Open MPI logo

Open MPI Development Mailing List Archives

  |   Home   |   Support   |   FAQ   |   all Development mailing list

Subject: Re: [OMPI devel] BML problem?
From: Jeff Squyres (jsquyres_at_[hidden])
Date: 2008-12-12 08:59:22


Yes, this is a problem, but not quite in the way you describe (I think
a hodgepodge of BTLs for final connectivity is fine).

I found similar issues a while ago if the openib BTL opens properly
but then fails in add_procs() for some reason. Check out these
tickets -- 1434 points to some discussion on the list about what to do:

     https://svn.open-mpi.org/trac/ompi/ticket/1434
and
     https://svn.open-mpi.org/trac/ompi/ticket/1436

I'm not sure I'm convinced by the argument in 1436 anymore, though...

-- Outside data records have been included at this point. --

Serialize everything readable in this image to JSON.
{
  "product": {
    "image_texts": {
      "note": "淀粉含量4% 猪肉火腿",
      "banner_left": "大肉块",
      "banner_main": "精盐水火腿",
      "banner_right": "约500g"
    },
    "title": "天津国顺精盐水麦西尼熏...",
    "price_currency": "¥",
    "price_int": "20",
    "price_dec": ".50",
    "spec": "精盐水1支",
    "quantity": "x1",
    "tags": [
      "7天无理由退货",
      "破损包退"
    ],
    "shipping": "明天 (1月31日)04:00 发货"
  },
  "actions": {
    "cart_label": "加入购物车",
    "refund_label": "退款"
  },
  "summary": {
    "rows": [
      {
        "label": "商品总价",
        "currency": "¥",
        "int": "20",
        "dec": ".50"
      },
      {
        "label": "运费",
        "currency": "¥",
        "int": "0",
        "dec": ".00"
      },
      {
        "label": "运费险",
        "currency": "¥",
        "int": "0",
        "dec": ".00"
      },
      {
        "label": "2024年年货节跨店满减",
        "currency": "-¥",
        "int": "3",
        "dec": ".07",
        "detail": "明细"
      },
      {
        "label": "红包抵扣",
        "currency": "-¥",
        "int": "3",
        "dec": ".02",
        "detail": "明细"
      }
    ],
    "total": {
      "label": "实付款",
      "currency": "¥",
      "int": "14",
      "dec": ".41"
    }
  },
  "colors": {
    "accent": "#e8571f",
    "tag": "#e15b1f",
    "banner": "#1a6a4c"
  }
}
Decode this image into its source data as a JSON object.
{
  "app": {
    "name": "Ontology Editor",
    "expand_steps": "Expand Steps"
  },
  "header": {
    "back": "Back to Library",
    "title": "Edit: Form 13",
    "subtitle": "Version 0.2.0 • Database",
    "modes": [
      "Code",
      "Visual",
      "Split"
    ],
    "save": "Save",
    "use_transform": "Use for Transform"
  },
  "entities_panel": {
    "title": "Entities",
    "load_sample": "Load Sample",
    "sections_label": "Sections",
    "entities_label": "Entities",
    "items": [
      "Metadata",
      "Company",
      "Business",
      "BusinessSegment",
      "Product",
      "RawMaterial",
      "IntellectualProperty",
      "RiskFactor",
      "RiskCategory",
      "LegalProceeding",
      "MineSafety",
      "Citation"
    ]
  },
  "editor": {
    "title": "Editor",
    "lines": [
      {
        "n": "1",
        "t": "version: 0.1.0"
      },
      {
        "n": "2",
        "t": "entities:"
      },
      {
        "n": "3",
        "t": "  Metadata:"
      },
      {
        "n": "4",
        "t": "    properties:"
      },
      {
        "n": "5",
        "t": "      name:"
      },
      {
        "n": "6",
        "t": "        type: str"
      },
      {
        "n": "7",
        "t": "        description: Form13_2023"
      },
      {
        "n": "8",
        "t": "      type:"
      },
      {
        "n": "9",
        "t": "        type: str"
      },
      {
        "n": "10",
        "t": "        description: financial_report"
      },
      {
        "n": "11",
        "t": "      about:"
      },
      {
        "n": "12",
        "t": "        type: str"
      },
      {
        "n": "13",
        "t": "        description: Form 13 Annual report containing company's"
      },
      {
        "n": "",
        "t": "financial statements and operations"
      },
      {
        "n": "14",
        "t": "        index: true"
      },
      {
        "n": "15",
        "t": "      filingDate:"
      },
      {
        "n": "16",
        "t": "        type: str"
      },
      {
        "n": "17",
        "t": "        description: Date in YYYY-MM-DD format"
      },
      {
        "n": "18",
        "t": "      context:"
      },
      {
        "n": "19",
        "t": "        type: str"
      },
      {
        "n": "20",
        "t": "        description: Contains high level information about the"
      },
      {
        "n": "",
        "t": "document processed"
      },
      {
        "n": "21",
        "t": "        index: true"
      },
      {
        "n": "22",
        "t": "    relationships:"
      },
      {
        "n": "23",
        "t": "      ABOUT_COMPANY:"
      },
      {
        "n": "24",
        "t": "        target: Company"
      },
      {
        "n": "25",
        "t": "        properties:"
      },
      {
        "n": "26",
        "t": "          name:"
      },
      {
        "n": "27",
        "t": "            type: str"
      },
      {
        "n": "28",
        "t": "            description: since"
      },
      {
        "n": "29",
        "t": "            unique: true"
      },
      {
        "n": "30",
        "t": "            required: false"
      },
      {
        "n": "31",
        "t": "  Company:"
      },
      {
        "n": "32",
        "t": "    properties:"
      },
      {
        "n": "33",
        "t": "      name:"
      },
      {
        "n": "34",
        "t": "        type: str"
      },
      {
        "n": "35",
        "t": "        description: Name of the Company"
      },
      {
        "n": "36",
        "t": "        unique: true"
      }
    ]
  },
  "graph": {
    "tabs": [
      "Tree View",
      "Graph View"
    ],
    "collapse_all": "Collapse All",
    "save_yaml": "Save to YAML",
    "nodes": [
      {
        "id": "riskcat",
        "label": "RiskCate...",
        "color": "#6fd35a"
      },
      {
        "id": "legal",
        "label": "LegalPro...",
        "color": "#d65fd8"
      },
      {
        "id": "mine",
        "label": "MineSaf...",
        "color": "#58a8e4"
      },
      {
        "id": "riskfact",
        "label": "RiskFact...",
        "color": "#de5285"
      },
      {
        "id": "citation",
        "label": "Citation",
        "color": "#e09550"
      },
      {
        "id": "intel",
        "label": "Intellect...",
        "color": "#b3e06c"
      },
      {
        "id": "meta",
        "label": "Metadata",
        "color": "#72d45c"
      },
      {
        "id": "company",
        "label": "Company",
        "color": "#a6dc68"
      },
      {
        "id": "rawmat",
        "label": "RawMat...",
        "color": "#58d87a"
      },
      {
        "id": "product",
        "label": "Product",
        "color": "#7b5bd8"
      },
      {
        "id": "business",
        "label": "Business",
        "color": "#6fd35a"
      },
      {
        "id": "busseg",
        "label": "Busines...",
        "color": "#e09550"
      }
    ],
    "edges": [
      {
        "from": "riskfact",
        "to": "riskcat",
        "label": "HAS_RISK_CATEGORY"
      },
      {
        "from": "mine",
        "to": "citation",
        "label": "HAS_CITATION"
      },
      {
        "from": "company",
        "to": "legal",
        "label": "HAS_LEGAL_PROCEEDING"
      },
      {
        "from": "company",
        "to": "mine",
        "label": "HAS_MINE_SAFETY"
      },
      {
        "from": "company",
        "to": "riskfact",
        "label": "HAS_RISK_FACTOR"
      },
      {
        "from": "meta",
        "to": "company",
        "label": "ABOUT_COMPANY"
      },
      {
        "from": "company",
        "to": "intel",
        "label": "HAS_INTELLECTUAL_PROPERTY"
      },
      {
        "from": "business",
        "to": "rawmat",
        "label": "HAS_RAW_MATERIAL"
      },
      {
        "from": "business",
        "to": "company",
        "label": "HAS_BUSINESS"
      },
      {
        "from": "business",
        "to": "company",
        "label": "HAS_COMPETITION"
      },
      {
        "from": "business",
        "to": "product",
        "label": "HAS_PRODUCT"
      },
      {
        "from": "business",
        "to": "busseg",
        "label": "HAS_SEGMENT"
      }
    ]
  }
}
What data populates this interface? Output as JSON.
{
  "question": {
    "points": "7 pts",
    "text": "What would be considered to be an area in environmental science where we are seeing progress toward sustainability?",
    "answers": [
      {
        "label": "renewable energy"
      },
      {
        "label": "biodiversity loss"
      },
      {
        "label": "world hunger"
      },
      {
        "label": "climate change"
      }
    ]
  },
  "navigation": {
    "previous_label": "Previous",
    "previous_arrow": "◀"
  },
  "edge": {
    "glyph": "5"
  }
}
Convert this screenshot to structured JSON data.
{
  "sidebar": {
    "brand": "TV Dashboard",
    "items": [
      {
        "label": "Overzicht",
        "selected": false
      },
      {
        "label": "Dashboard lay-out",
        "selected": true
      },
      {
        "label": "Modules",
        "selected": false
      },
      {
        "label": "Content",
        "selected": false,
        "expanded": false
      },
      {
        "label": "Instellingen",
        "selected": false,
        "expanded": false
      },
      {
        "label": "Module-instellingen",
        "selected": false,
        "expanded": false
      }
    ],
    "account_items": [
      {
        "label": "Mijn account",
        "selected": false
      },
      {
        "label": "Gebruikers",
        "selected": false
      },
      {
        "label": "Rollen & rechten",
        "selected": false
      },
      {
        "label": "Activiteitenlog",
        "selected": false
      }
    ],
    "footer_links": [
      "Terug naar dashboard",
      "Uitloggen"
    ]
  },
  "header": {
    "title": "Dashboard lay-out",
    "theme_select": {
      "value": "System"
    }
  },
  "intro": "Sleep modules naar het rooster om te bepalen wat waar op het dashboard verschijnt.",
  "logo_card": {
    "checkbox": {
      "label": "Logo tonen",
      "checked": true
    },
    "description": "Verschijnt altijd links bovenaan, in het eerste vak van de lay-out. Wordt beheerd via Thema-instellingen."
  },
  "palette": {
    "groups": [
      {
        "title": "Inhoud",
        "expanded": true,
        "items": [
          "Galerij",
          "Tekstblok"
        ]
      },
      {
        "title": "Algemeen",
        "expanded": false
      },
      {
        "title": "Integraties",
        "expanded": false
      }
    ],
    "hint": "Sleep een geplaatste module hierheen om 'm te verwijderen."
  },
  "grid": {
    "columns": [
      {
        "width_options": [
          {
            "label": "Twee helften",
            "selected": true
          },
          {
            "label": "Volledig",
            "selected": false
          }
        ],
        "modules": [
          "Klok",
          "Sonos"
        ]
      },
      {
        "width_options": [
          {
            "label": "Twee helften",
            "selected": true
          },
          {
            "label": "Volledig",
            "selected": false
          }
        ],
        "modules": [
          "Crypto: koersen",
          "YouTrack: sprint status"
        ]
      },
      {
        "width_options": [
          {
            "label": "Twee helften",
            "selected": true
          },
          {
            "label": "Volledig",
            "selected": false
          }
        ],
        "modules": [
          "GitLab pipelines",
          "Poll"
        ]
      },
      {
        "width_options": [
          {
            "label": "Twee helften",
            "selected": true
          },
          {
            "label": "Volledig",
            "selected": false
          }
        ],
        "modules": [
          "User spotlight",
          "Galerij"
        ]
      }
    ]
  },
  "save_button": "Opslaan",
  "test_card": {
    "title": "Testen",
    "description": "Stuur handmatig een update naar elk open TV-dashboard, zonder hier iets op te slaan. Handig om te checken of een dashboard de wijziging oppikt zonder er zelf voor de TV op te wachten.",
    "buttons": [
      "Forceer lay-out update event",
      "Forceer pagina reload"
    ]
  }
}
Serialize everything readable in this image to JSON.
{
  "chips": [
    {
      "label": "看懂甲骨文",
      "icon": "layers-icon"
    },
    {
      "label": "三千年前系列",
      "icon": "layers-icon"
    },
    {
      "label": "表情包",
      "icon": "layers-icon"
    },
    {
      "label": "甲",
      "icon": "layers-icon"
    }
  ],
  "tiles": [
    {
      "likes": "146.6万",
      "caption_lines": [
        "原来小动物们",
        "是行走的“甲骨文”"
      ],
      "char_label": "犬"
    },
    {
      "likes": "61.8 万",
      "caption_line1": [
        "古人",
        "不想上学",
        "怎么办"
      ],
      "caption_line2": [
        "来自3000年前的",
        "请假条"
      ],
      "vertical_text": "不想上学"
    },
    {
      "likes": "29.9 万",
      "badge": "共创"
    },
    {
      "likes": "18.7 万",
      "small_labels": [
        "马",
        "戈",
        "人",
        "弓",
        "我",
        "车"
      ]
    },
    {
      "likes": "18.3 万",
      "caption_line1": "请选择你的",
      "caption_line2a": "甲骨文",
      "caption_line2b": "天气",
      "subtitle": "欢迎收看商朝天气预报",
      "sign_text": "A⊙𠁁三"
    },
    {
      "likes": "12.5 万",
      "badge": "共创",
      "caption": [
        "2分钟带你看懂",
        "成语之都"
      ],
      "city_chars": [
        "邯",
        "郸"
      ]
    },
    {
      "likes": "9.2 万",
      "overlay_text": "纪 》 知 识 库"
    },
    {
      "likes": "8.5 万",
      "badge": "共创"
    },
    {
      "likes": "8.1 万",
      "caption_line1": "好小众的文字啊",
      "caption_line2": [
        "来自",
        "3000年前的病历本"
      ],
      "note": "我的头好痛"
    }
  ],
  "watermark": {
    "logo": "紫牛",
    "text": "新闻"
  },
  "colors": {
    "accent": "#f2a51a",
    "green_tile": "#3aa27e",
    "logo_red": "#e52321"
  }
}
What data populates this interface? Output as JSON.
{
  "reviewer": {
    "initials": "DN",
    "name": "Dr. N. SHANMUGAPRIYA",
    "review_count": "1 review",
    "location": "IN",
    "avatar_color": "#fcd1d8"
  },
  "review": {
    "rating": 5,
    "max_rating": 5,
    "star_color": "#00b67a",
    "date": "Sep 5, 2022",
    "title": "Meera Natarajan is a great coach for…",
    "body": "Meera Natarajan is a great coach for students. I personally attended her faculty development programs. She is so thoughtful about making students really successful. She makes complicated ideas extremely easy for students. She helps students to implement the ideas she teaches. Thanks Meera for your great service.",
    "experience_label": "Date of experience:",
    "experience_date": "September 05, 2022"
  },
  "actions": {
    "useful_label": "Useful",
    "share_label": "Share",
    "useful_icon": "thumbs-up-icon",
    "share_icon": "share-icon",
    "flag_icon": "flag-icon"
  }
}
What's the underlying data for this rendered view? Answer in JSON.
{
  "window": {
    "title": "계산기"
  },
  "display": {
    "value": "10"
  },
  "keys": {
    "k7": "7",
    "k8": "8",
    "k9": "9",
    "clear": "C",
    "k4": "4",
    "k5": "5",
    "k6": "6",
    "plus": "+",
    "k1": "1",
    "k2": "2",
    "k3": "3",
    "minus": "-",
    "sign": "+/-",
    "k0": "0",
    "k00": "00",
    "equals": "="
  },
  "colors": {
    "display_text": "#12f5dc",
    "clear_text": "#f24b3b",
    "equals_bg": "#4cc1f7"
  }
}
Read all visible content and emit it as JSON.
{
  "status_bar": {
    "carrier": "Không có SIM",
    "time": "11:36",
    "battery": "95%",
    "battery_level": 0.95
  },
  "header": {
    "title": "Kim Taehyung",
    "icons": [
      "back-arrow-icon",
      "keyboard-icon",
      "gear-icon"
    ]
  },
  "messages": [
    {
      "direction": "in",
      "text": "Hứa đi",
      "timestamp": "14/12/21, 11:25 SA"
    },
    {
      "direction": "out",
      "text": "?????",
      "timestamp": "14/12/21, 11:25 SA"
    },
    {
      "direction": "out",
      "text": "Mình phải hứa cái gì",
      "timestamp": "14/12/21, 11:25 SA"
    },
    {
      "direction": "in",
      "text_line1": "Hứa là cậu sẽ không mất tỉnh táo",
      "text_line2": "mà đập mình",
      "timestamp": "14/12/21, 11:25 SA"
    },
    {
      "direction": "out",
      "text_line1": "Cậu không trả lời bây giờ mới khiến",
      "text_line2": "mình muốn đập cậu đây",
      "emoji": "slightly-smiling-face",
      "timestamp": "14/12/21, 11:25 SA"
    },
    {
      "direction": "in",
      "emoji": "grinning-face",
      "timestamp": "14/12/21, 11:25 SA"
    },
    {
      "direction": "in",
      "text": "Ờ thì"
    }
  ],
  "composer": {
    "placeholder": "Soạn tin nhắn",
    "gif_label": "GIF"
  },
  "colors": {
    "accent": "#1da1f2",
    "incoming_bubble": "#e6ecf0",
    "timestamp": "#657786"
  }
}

On Dec 11, 2008, at 9:35 PM, Eugene Loh wrote:

> I'm not exactly sure where the fix to this should be, but I think
> I've found a problem.
>
> Consider, for illustration, launching a multi-process job on a
> single node. The function
>
> mca_bml_r2_add_procs()
>
> calls
>
> mca_btl_sm_add_procs()
>
> Each process could conceivably return a different value --
> OMPI_SUCCESS or otherwise. E.g., if there isn't enough room for all
> to allocate all the shared memory they need, early processes might
> succeed in their allocations while laggards won't.
>
> The fact that some processes fail doesn't bother the BML. It just
> loops over other BTLs and, quite possibly, finds another BTL to make
> needed connections.
>
> Is this a problem? It seems to me to be, but I haven't yet figured
> out what the BML does next. I'm guessing it ends up with a
> hodgepodge of BTLs. E.g., A talks to B via sm, but B talks to A via
> tcp. And, I'm still guessing, this produces badness (like hangs).
>
> Comments?
> _______________________________________________
> devel mailing list
> devel_at_[hidden]
> http://www.open-mpi.org/mailman/listinfo.cgi/devel

-- 
Jeff Squyres
Cisco Systems